In this context, technical content is no longer isolated from the company’s marketing strategy but is rather very often integrated into it through the hypermodal possibilities offered by the multimedial context in which it occurs. The brand’s storytelling can then take various forms and can become intertwined, through different traversals, with the product’s technical documentation. Thus, although technical content was formally considered mainly informative, new realities reveal that technical content can be both operative and expressive, in line with the marketing story of the brand.
In this talk we will address this new form of multimodal technical content and the development of digital storytelling in localized and international corporate website versions. We will examine, comparatively and contrastively, the multisemiotic narratives that are being developed in different cultural contexts, in order to appeal to different audiences, either local or international ones. Particular attention will be given to multimodal rhetorical tropes such as multimodal metaphors and the way they contribute to a corporate website’s narrative. Multimodal metaphors’ culture-specificity is expected to unveil discrepancies in different language versions.
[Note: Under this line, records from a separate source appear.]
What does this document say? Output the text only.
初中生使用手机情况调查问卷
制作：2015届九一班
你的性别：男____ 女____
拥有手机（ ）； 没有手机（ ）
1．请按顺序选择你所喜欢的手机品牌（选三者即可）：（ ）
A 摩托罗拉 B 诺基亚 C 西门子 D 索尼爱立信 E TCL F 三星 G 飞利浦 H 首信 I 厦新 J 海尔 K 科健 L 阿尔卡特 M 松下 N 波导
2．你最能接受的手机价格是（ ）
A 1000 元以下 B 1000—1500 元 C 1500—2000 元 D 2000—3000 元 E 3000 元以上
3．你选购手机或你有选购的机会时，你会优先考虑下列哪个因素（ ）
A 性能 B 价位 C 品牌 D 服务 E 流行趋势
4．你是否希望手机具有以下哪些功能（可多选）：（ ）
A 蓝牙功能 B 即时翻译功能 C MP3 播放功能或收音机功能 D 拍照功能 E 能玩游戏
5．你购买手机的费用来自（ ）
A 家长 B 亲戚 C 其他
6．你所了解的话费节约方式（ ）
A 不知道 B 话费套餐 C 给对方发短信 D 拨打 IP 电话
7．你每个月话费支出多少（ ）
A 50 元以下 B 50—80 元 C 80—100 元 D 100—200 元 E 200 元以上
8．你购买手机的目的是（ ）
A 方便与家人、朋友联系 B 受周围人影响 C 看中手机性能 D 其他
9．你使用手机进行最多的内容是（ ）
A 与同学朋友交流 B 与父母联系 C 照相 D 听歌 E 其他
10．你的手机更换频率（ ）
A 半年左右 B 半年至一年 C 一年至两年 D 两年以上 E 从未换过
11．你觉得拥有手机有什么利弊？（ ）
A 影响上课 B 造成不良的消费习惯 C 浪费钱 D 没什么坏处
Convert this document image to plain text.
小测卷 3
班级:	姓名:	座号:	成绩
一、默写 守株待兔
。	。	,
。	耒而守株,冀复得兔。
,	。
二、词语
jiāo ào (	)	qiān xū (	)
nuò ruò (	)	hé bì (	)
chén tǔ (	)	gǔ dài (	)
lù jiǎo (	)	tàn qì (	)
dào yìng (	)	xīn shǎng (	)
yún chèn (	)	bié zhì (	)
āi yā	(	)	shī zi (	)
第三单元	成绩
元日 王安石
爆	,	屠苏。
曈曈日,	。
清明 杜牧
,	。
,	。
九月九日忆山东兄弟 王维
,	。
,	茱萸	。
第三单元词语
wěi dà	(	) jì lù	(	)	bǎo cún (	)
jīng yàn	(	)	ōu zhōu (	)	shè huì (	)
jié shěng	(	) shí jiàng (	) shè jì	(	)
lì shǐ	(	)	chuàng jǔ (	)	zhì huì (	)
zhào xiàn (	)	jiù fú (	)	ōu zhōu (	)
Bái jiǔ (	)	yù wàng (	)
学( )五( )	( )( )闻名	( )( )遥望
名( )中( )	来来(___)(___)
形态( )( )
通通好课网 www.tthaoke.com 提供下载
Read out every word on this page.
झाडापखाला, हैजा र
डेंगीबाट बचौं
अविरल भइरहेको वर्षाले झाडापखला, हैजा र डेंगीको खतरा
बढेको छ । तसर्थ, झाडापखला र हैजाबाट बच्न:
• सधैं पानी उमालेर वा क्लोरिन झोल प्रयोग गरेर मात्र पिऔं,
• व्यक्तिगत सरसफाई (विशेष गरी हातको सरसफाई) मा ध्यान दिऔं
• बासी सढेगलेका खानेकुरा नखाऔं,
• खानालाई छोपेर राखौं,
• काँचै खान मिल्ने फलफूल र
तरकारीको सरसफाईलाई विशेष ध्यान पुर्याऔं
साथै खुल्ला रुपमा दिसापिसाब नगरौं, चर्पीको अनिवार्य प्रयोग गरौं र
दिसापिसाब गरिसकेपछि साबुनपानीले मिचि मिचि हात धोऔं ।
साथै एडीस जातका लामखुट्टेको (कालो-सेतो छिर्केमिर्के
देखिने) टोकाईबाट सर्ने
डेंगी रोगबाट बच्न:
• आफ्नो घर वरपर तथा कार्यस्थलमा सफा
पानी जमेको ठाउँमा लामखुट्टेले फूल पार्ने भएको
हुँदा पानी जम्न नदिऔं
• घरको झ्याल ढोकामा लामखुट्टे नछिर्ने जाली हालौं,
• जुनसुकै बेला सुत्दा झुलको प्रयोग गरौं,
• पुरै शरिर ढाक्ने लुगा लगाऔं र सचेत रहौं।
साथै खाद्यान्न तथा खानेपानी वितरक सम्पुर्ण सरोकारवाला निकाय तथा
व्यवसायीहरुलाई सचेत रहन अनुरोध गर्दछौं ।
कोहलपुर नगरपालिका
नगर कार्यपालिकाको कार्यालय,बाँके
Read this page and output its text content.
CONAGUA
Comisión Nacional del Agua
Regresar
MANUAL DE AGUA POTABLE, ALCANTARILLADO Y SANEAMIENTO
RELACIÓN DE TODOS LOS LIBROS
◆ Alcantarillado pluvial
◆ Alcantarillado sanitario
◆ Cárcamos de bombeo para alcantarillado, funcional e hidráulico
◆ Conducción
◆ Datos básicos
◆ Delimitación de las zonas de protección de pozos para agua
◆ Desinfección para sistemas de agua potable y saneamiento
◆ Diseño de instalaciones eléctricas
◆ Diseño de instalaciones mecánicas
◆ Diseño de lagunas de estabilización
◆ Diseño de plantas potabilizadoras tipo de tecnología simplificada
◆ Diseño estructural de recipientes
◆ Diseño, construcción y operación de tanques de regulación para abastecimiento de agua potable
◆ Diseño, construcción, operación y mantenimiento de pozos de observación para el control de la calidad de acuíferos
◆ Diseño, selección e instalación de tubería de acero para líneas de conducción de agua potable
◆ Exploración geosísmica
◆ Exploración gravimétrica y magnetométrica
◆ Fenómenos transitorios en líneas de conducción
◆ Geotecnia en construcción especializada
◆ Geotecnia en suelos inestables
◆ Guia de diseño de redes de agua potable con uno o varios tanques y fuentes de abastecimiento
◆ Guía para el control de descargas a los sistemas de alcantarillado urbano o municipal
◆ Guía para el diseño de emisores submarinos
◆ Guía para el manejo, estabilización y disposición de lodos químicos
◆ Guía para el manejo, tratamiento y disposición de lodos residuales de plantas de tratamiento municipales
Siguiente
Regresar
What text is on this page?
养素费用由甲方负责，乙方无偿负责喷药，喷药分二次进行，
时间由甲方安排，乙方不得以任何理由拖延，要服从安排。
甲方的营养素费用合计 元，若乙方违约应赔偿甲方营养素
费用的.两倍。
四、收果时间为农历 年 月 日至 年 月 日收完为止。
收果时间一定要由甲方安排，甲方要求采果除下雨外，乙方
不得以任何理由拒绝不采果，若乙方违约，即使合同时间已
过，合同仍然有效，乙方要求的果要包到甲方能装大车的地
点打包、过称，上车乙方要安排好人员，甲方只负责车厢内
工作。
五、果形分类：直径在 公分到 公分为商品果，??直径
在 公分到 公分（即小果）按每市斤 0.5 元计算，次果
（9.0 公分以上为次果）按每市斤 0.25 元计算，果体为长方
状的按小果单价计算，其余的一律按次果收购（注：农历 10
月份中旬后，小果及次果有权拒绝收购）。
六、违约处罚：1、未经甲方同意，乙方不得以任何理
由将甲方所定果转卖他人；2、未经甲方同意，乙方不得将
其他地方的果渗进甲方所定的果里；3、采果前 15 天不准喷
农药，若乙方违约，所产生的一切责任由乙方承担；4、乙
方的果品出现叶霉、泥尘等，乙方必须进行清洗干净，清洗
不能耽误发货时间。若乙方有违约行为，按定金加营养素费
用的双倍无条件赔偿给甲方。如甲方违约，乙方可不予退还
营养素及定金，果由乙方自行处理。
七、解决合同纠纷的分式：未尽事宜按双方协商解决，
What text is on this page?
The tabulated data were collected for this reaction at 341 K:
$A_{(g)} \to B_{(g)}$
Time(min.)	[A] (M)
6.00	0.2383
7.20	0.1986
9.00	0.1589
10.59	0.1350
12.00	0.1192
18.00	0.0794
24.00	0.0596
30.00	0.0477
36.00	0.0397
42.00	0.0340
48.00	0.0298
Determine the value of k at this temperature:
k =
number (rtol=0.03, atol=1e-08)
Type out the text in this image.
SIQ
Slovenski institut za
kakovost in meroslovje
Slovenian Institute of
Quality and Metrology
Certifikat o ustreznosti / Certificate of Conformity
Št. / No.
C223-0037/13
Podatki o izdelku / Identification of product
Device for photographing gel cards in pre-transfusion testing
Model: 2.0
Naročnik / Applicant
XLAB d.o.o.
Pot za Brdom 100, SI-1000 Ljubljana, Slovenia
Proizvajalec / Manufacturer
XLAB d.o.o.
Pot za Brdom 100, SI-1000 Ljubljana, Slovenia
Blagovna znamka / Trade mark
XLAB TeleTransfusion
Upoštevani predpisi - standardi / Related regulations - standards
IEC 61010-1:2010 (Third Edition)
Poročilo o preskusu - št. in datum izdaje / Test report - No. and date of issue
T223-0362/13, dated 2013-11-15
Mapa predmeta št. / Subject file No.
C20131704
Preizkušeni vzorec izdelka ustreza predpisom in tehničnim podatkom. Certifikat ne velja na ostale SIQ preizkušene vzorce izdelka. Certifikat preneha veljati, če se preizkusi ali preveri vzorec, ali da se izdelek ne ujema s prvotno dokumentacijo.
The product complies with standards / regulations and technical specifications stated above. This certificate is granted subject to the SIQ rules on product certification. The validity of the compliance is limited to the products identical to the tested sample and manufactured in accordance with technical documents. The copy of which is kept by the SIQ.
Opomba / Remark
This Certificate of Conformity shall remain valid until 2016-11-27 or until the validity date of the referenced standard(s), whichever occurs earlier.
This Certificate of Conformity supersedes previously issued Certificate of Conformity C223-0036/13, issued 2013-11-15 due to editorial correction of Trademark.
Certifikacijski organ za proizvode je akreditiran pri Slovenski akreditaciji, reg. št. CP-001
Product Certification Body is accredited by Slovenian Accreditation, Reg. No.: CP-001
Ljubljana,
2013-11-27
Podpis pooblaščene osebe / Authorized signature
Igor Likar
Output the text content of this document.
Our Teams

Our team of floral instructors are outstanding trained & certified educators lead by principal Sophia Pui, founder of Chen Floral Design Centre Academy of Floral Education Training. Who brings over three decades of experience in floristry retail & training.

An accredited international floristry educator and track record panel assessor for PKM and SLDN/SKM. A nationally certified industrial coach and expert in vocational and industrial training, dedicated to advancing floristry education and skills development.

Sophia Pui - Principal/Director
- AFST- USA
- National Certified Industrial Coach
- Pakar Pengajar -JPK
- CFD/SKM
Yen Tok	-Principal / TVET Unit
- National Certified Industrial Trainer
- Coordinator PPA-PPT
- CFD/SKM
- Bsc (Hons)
Parthena Charalampidou holds a BA in English Language and Literature, an MA in Language and Communication Sciences and a PhD in Translation and Website Localization from Aristotle University of Thessaloniki. Her research interests revolve around semiotic, rhetorical and cultural approaches to translation and she is particularly interested in the localization of promotional digital genres (transcreation) and in the application of technology and corpora to translation. Currently, she teaches Localization and Multimodal translation at the department of Translation, School of French Language and Literature, Aristotle University of Thessaloniki. She is also a member of the teaching staff of the Joint EMT Postgraduate Programme “Interpreting and Translation” and has been a Visiting Scholar of the Erasmus Mundus Master Programme ‘Technology for Translation and Interpreting’ for the spring semester of 2020-2021. She has worked as a freelance translator and she is a member of scientific associations for translation and semiotics. She has participated in national and international conferences and her research has been published in various scientific journals, volumes and conference proceedings. She has recently translated Miguel Jimenez Crespo’s book “Translation and Web Localization” in Greek.